La esperanza y recompensa para los reviliados

Aquellos que son reviliados y perseguidos por causa de su fe en Jesús pueden tener la seguridad de que serán recompensados en el cielo. Mateo 5:12 nos dice: «Gozaos y alegraos, porque vuestro galardón es grande en los cielos; porque así persiguieron a los profetas que fueron antes de vosotros». Esto nos muestra que nuestra recompensa no se encuentra en este mundo, sino en la eternidad.

La Biblia también nos enseña que aquellos que son reviliados por causa de Cristo son bendecidos y reciben la aprobación de Dios. En 1 Pedro 4:14 leemos: «Si sois vituperados por el nombre de Cristo, sois bienaventurados, porque el glorioso Espíritu de Dios reposa sobre vosotros». Esta promesa nos muestra que Dios está con nosotros en medio de la revilería y nos da su gracia para soportar y superar estas pruebas.

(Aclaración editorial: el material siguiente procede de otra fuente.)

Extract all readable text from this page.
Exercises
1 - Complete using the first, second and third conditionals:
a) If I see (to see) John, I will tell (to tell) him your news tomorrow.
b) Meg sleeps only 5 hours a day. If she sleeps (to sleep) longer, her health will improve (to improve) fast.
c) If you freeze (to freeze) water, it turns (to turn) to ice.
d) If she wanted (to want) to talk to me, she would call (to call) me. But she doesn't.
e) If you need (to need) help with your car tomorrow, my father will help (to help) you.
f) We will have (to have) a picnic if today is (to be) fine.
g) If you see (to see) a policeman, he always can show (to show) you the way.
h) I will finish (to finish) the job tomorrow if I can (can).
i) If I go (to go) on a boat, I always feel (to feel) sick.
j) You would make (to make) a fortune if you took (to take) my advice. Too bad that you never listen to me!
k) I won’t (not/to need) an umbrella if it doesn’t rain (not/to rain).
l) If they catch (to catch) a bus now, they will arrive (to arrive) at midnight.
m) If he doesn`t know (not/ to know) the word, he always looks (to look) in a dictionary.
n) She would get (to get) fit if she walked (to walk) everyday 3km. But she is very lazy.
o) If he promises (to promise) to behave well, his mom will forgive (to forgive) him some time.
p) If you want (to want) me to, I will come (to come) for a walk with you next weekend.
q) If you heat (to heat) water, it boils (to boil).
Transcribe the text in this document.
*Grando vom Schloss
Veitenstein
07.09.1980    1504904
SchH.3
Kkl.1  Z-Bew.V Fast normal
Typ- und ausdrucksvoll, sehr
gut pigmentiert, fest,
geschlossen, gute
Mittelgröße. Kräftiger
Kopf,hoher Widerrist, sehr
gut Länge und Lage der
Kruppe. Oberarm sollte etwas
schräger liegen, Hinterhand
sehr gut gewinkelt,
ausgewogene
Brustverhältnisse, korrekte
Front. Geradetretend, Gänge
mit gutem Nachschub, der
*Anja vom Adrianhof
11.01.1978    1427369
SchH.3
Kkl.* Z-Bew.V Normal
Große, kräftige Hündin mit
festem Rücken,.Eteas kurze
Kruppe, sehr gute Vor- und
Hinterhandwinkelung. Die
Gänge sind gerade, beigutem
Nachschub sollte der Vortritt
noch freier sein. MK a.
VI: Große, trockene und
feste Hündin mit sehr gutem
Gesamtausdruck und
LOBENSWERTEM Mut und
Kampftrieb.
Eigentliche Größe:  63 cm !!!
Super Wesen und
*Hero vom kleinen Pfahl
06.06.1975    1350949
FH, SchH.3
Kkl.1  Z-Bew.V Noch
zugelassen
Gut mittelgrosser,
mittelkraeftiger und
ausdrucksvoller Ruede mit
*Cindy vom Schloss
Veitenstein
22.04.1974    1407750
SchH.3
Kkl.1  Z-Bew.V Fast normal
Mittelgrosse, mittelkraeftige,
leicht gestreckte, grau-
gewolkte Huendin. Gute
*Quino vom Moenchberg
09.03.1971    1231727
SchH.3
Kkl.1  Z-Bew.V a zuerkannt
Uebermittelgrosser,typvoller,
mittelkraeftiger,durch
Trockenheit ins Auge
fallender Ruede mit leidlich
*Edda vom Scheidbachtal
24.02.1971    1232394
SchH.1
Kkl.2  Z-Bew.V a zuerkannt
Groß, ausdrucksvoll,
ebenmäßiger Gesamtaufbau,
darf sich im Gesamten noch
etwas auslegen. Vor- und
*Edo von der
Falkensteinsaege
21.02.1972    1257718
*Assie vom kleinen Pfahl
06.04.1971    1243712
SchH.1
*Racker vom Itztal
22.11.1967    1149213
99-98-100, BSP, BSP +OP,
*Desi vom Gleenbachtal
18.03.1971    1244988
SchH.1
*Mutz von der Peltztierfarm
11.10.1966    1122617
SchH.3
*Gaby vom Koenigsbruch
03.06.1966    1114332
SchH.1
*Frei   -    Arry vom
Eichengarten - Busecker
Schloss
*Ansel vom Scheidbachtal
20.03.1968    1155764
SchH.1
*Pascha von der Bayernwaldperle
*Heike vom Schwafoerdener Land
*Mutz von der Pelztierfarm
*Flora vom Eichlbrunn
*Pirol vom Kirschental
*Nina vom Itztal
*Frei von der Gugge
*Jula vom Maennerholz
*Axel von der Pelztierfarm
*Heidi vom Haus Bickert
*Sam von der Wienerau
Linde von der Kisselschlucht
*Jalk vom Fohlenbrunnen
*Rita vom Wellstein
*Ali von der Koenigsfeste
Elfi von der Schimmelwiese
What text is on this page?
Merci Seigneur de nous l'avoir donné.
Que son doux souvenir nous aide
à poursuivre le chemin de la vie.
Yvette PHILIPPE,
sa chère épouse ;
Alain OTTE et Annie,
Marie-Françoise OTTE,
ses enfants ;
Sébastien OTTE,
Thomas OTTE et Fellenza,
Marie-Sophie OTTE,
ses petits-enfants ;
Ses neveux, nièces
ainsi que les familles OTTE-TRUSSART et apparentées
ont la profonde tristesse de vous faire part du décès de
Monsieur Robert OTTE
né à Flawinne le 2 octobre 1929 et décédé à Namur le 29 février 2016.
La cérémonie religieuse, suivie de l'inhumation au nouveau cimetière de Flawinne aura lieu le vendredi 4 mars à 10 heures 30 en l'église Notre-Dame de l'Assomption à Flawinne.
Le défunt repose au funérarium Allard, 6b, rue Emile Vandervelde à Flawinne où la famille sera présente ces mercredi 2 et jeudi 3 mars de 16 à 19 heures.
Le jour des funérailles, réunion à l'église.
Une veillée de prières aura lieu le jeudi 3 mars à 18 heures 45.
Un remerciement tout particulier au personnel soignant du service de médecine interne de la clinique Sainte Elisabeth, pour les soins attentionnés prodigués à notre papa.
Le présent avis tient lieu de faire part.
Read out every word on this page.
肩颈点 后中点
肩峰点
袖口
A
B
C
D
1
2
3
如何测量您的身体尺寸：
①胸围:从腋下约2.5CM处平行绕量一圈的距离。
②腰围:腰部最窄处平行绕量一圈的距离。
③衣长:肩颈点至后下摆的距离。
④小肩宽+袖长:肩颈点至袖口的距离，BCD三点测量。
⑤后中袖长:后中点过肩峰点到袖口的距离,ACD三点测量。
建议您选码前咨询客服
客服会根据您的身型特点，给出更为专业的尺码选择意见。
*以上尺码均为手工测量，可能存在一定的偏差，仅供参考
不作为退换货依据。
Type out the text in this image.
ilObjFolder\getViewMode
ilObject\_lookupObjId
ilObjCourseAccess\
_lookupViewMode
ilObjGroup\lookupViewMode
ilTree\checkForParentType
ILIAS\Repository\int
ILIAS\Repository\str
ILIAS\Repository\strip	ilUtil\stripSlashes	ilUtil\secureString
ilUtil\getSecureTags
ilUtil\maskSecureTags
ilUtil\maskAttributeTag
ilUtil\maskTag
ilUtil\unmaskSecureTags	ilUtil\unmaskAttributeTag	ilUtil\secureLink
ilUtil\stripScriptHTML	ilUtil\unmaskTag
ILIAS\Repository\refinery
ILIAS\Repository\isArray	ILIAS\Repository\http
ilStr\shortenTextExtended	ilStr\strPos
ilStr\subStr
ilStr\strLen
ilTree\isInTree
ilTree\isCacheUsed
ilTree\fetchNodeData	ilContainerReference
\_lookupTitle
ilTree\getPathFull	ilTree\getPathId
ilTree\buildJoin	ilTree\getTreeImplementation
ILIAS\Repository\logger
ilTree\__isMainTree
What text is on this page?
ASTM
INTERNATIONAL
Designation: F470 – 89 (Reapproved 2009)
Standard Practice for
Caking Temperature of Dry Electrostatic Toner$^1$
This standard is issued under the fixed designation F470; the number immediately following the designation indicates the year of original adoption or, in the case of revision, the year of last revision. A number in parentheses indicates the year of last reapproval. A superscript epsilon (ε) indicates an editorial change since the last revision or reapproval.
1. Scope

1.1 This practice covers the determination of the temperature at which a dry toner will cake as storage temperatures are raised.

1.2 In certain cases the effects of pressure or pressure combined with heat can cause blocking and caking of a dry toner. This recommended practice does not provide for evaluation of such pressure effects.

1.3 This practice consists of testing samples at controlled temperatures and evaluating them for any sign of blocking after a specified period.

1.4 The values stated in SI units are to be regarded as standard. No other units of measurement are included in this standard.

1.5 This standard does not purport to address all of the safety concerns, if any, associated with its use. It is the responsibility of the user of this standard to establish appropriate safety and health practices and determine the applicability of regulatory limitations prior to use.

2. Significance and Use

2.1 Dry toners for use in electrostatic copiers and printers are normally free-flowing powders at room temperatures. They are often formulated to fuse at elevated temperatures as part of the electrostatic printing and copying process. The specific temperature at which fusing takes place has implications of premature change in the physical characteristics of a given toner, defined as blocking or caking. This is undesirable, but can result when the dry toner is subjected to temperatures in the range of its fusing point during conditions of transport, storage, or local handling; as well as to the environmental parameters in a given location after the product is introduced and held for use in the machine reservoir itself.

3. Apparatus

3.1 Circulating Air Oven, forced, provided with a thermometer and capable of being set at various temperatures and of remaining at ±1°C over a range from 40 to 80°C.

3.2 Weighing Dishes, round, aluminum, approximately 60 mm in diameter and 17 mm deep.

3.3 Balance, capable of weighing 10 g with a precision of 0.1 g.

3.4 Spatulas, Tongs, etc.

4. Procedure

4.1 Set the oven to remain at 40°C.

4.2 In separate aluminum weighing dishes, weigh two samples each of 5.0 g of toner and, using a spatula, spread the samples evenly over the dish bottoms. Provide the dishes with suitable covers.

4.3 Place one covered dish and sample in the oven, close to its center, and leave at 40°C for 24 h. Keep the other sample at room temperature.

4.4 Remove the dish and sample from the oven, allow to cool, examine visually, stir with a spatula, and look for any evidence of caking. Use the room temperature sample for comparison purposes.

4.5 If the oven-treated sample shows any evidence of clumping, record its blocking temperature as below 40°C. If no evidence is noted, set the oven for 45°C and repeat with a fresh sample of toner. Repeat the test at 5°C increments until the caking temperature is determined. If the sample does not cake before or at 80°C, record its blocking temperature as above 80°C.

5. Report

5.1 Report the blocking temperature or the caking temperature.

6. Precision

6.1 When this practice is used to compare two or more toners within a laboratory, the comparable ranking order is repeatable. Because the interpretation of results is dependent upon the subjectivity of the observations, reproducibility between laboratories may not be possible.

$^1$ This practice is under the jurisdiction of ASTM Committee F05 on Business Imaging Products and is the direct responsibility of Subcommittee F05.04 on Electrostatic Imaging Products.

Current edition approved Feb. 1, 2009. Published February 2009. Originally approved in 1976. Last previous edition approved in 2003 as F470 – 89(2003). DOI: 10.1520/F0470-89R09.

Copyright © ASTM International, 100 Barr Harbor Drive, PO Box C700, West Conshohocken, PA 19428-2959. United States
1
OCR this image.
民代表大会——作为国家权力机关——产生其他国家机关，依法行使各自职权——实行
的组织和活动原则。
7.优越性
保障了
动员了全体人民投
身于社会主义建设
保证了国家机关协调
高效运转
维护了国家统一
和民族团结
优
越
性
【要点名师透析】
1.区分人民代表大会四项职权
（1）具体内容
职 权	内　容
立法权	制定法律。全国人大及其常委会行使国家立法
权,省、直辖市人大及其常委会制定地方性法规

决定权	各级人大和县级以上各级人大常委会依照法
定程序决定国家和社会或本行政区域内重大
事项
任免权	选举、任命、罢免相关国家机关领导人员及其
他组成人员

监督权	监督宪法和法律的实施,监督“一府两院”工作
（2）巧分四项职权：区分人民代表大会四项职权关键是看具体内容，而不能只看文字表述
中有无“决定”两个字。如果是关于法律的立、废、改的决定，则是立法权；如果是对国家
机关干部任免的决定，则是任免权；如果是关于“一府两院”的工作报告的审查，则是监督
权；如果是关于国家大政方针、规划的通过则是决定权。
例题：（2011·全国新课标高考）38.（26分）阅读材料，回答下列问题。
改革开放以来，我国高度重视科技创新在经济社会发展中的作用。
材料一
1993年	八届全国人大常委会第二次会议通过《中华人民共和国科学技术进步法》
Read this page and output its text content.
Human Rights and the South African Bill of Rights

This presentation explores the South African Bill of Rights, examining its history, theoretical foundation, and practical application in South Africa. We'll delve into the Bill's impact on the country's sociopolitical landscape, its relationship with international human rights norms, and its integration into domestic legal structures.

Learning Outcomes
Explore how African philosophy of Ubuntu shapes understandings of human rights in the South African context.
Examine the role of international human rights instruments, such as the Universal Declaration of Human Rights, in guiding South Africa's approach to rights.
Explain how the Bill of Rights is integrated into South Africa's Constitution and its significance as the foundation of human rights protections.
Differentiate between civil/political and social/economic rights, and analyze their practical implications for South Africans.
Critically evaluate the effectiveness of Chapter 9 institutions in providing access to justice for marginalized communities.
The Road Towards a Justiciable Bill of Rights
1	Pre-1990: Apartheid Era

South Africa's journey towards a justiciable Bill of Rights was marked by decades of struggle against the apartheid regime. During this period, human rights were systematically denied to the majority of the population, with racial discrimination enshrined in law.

Además, la revilería y persecución hacia los seguidores de Jesús no deben desanimarnos, sino recordarnos que estamos en buen compañía. En Mateo 5:11 Jesús nos dice: «Bienaventurados sois cuando por mi causa os vituperen y os persigan, y digan toda clase de mal contra vosotros, mintiendo». Esta promesa nos muestra que seguimos el camino de aquellos que nos precedieron en la fe, incluyendo a Jesús mismo.

El llamado a no revilar como hijos de Dios

Como hijos de Dios, debemos esforzarnos por no revilar a los demás. En lugar de utilizar nuestras palabras para dañar o controlar a otros, debemos utilizarlas para edificar, animar y bendecir. En Efesios 4:29 leemos: «Ninguna palabra corrompida salga de vuestra boca, sino la que sea buena para la necesaria edificación, a fin de dar gracia a los oyentes». Este versículo nos muestra la importancia de cuidar nuestras palabras y utilizarlas para el bien de los demás.

Debemos recordar que nuestras palabras tienen un impacto en los demás. Proverbios 18:21 nos dice: «La muerte y la vida están en poder de la lengua; y el que la ama comerá de sus frutos». Por lo tanto, debemos ser conscientes del poder de nuestras palabras y buscar la forma de utilizarlas para bendición y no para maldición.

Además, como seguidores de Jesús, debemos imitar su ejemplo. Jesús nunca reviló a nadie, incluso cuando fue revilado y perseguido. En 1 Pedro 2:23 leemos: «Cuando le maldecían, no respondía con maldición; cuando padecía, no amenazaba, sino que se encomendaba a aquel que juzga justamente». Siguiendo su ejemplo, debemos responder a la revilería con amor y paciencia, buscando el bien de los demás en lugar de la venganza.

El significado y papel de los reviles en la Biblia nos muestran la importancia de nuestras palabras para Dios. El revilar es considerado un pecado verbal y revela lo que hay en nuestro corazón. Nuestras palabras deben ser utilizadas para edificar, animar y bendecir a los demás. Como hijos de Dios, debemos evitar revilar a los demás y buscar el arrepentimiento y el perdón. Aquellos que siguen a Jesús pueden esperar ser reviliados y perseguidos, pero también tienen la esperanza de una gran recompensa en el cielo. Como hijos de Dios, debemos esforzarnos por no revilar y utilizar nuestras palabras para glorificar a Dios y bendecir a los demás.